The upper reaches of the River Kennet start with the winterbournes west and north of Marlborough, flowing past Avebury and Silbury Hill during the winter and drying naturally in the summer.
The Swallowhead Springs, opposite Silbury Hill are thought of as the start of the River Kennet. The river usually flows year round from Fyflield downstream to the market town of Marlborough, but in exceptionally dry years such as the 2011/12 drought the entire river upstream from Marlborough has been known to dry up.
Anecdotal evidence suggests that the upper reaches of the River Kennet dry more frequently since water abstraction began, and modelling by Action for the River Kennet (ARK) shows that the river dries more frequently as a result of water abstraction. The Environment Agency are currently reviewing this evidence.
The water body fails to meet Good Ecological status. During 2012/13 drought the upper Kennet dried up completely and many fish died. To help fish populations to recover, the main barriers to fish migration at Mildenhall (Durnsford Mill), Marlborough (Town Mill and Coopers Meadow) and Manton (Preshute House Weir) have been removed or modified by projects run by Action for the River Kennet.

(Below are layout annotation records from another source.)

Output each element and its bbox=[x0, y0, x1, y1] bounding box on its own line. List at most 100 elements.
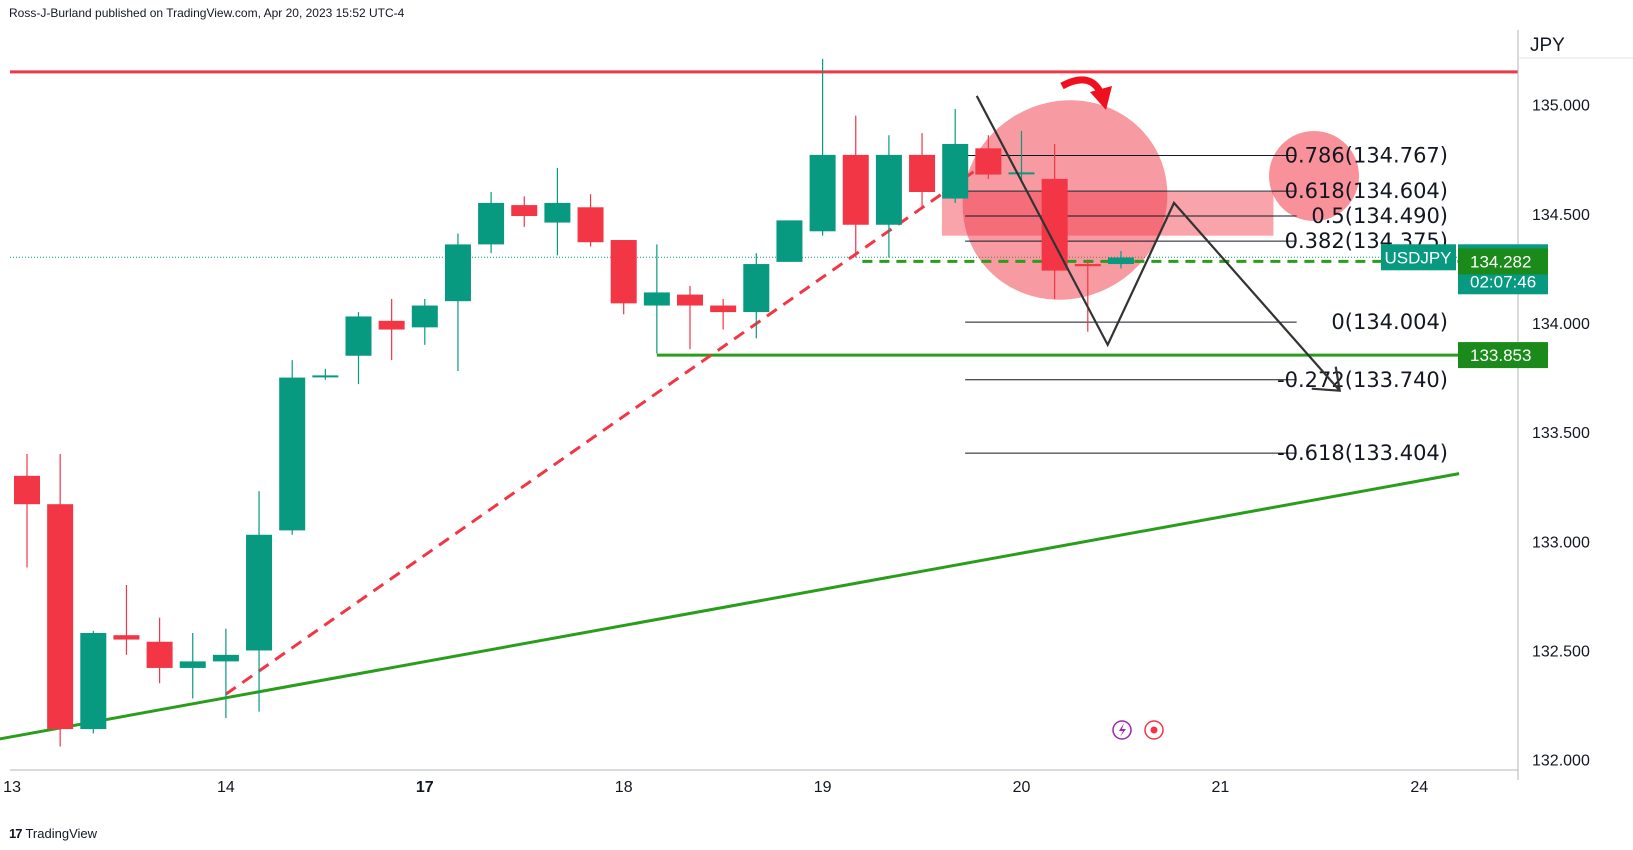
candle[interactable] bbox=[246, 491, 273, 712]
level-price-tag[interactable] bbox=[1458, 248, 1548, 275]
candle[interactable] bbox=[643, 244, 670, 354]
time-axis-tick: 17 bbox=[416, 779, 434, 796]
candle[interactable] bbox=[776, 220, 803, 262]
candle[interactable] bbox=[1041, 143, 1068, 299]
candle-body bbox=[47, 504, 74, 730]
candle[interactable] bbox=[179, 633, 206, 699]
candle-body bbox=[212, 654, 239, 662]
candle[interactable] bbox=[677, 285, 703, 350]
candle[interactable] bbox=[975, 135, 1002, 179]
candle-body bbox=[179, 661, 206, 668]
candle[interactable] bbox=[942, 109, 969, 203]
time-axis-tick: 21 bbox=[1212, 779, 1230, 796]
highlight-circle[interactable] bbox=[1269, 131, 1359, 221]
candle-body bbox=[643, 292, 670, 306]
candle[interactable] bbox=[743, 253, 770, 339]
candle-body bbox=[411, 305, 438, 328]
candle-body bbox=[1008, 172, 1035, 175]
candle-body bbox=[942, 143, 969, 199]
candle[interactable] bbox=[875, 135, 902, 258]
price-axis-tick: 134.000 bbox=[1532, 316, 1590, 333]
candle-body bbox=[14, 475, 40, 505]
candle-body bbox=[710, 305, 737, 313]
candle[interactable] bbox=[1074, 259, 1101, 332]
candle-body bbox=[80, 633, 107, 730]
price-axis: JPY 135.000 134.500 134.000 133.500 133.000 1… bbox=[1517, 30, 1633, 780]
annotation-front-layer: 0.786(134.767) 0.618(134.604)0.5(134.490)… bbox=[975, 76, 1448, 740]
candle[interactable] bbox=[14, 453, 40, 568]
candle[interactable] bbox=[1107, 250, 1134, 269]
time-axis-tick: 24 bbox=[1410, 779, 1428, 796]
tradingview-logo-text: TradingView bbox=[25, 826, 98, 841]
candle[interactable] bbox=[212, 628, 239, 719]
candle[interactable] bbox=[146, 617, 173, 684]
curved-arrow-head bbox=[1090, 86, 1112, 110]
candle[interactable] bbox=[378, 298, 405, 361]
economic-event-dot bbox=[1150, 726, 1158, 734]
candle-body bbox=[1107, 257, 1134, 265]
fib-level-label: 0.5(134.490) bbox=[1311, 204, 1448, 228]
dashed-trend-line[interactable] bbox=[225, 160, 990, 696]
uptrend-support-line[interactable] bbox=[0, 472, 1460, 741]
candle[interactable] bbox=[809, 58, 836, 236]
candle-body bbox=[246, 534, 273, 651]
candle[interactable] bbox=[842, 115, 869, 258]
level-price-tag[interactable] bbox=[1458, 342, 1548, 369]
candle[interactable] bbox=[544, 167, 571, 256]
candle-body bbox=[776, 220, 803, 262]
price-axis-tick: 135.000 bbox=[1532, 98, 1590, 115]
candle-body bbox=[279, 377, 306, 531]
candle[interactable] bbox=[47, 453, 74, 747]
economic-event-icon[interactable] bbox=[1144, 720, 1164, 740]
candle-body bbox=[478, 202, 505, 245]
candle[interactable] bbox=[478, 192, 505, 254]
tradingview-logo[interactable]: 17 TradingView bbox=[9, 826, 97, 841]
candle-body bbox=[975, 148, 1002, 175]
time-axis-tick: 13 bbox=[3, 779, 21, 796]
countdown-timer: 02:07:46 bbox=[1470, 272, 1536, 291]
candle-body bbox=[312, 375, 339, 378]
fib-level-label: 0.786(134.767) bbox=[1285, 144, 1448, 168]
fib-level-label: 0.618(134.604) bbox=[1285, 179, 1448, 203]
candle[interactable] bbox=[1008, 130, 1035, 182]
candle-body bbox=[345, 316, 372, 356]
time-axis: 13 14 17 18 19 20 21 24 bbox=[3, 769, 1518, 796]
level-price-tag-label: 133.853 bbox=[1470, 346, 1531, 365]
symbol-tag[interactable] bbox=[1381, 244, 1456, 271]
candle-body bbox=[743, 264, 770, 313]
candle-body bbox=[677, 294, 703, 306]
price-axis-tick: 133.000 bbox=[1532, 534, 1590, 551]
time-axis-tick: 14 bbox=[217, 779, 235, 796]
candle[interactable] bbox=[113, 584, 140, 655]
candle[interactable] bbox=[444, 233, 471, 372]
candle[interactable] bbox=[80, 630, 107, 734]
currency-label: JPY bbox=[1530, 35, 1565, 56]
candle[interactable] bbox=[610, 240, 637, 315]
candle-body bbox=[842, 154, 869, 225]
price-axis-tick: 132.500 bbox=[1532, 643, 1590, 660]
candle[interactable] bbox=[511, 196, 538, 227]
candle[interactable] bbox=[710, 298, 737, 330]
candle[interactable] bbox=[577, 194, 604, 247]
candle-body bbox=[1041, 178, 1068, 271]
candle[interactable] bbox=[411, 298, 438, 345]
candles-layer bbox=[14, 58, 1134, 747]
candle[interactable] bbox=[279, 360, 306, 535]
price-axis-tick: 133.500 bbox=[1532, 425, 1590, 442]
candle-body bbox=[809, 154, 836, 232]
candle-body bbox=[1074, 264, 1101, 267]
candle[interactable] bbox=[909, 133, 936, 210]
candle-body bbox=[444, 244, 471, 302]
level-price-tag-label: 134.282 bbox=[1470, 252, 1531, 271]
lightning-event-icon[interactable] bbox=[1112, 720, 1132, 740]
time-axis-tick: 18 bbox=[615, 779, 633, 796]
candle[interactable] bbox=[345, 312, 372, 385]
publisher-attribution: Ross-J-Burland published on TradingView.… bbox=[9, 6, 405, 20]
candle[interactable] bbox=[312, 368, 339, 380]
lightning-bolt-glyph bbox=[1119, 723, 1126, 737]
candle-body bbox=[875, 154, 902, 225]
fib-level-label: -0.618(133.404) bbox=[1277, 441, 1448, 465]
projection-path[interactable] bbox=[975, 95, 1341, 392]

In 2015 modifications to the Marlborough College Lakes and associated structures were identified as an important potential improvement which would benefit river water quality, fish migration and channel profile and dynamics. The project was reviewed by the Kennet Catchment Partnership in April 2018 and remains a priority for the upper Kennet if funding can be found.
The River Og
The River Og flows into the Kennet just downstream of Marlborough. It is a small chalk stream with a healthy brown trout population.
The upper reaches of the Og are winterbournes, and in recent dry years the river has dried up so that only the last few hundred metres remain with any water at all.
Recent studies into the effect of water abstraction on the Og have proved that the abstraction regime needs to change to protect the river. As a result water abstraction from the Og borehole was reduced to zero from 2015 and an alternative water supply to Swindon has been completed by Thames Water.
There are opportunities to improve the habitat for wildlife, particularly on the lower Og, including channel modifications to restore natural channel profiles and dynamics. ARK completed a habitat restoration project on the lower reaches of the Og funded by the Catchment Restoration Fund.